If your team is only receiving statements once or twice a day, being able to see your exact position at specific points in your process would mean you can make informed choices with the most up-to-date information. If you’re receiving statements frequently throughout the day, it could mean cost savings to limit API calls to only when the data is needed instead of receiving multiple reports.

It’s also worth considering what payments are you currently making, and how many of these could be transitioned to instant payments via a banking API. Invoicing via APIs is possible too, and the benefit that open banking can bring to AP and AR departments is significant. As you explore APIs and open banking, are you making sure that your banking partners are set up to accommodate not just reporting and payments, but potentially helping improve processes throughout your finance department?
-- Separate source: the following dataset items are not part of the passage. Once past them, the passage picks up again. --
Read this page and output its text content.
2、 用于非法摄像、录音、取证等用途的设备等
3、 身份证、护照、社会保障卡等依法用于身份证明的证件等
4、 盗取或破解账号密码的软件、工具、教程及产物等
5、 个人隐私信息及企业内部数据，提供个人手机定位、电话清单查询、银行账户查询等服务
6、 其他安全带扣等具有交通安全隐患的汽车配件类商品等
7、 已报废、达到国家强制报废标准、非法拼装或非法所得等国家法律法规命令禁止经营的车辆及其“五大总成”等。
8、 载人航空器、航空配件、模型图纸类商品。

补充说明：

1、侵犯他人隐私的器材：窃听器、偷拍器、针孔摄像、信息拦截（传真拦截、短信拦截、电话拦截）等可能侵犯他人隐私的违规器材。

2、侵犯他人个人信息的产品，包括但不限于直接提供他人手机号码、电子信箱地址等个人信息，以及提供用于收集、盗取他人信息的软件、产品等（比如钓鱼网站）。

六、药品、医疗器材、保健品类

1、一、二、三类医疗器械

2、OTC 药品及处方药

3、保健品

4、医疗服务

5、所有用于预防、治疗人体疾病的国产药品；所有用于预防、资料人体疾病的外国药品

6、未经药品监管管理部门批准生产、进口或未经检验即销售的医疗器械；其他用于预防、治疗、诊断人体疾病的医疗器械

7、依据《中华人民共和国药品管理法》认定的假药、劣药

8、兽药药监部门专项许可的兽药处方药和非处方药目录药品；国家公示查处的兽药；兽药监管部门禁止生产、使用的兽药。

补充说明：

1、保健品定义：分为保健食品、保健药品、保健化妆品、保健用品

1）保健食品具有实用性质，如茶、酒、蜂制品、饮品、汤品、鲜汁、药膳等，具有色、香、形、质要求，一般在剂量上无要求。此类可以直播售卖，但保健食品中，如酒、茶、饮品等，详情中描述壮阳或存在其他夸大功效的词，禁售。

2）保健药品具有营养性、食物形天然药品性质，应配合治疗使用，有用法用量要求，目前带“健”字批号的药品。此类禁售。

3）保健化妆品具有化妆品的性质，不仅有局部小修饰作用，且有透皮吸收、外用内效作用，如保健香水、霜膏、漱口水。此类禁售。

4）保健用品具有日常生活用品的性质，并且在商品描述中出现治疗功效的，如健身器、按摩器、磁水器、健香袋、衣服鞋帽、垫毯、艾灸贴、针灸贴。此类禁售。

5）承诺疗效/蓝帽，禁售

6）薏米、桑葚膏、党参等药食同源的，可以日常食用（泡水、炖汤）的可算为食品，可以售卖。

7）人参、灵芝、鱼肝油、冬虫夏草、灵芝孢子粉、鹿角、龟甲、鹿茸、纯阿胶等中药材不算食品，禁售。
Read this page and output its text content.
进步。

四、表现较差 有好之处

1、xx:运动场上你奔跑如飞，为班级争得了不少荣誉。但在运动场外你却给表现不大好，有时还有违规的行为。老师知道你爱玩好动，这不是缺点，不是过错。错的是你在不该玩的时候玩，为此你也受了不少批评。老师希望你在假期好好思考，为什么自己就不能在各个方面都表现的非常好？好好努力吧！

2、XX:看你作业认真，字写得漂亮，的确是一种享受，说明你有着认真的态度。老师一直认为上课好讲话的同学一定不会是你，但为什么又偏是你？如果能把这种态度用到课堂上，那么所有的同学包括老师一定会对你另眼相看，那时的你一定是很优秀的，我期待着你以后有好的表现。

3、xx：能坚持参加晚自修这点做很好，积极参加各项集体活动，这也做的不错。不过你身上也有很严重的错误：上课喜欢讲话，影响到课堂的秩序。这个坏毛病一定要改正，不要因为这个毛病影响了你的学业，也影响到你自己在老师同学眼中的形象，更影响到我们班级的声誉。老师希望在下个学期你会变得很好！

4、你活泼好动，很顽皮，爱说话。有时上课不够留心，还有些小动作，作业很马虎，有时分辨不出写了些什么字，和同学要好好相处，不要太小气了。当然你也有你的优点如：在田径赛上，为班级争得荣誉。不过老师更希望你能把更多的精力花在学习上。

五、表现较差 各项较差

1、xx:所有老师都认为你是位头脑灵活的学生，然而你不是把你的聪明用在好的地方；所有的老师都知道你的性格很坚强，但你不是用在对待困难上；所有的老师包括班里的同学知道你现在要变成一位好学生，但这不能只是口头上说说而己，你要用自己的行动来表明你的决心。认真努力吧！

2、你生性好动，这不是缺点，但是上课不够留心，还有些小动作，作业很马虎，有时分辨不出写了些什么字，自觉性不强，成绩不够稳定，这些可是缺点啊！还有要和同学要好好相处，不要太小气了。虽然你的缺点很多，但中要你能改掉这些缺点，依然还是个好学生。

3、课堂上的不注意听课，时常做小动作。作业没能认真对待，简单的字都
Given what we see with our clients, we are not convinced this is the time to change your connectivity if you have already linked your TMS or ERP with your banks. Those connections take significant time and IT resources to implement, and while APIs could be a good solution if you are setting up new connections, we do not see significant value in changing your connectivity when some simple process and timing changes could ensure you get the most up-to-date view of your cash position.

If you are looking to change your banking landscape and would like to consider API connectivity with your new banks as a part of that change, Redbridge is committed to helping you work through these questions and make sure the banks can clearly show the value of their API solutions for your business.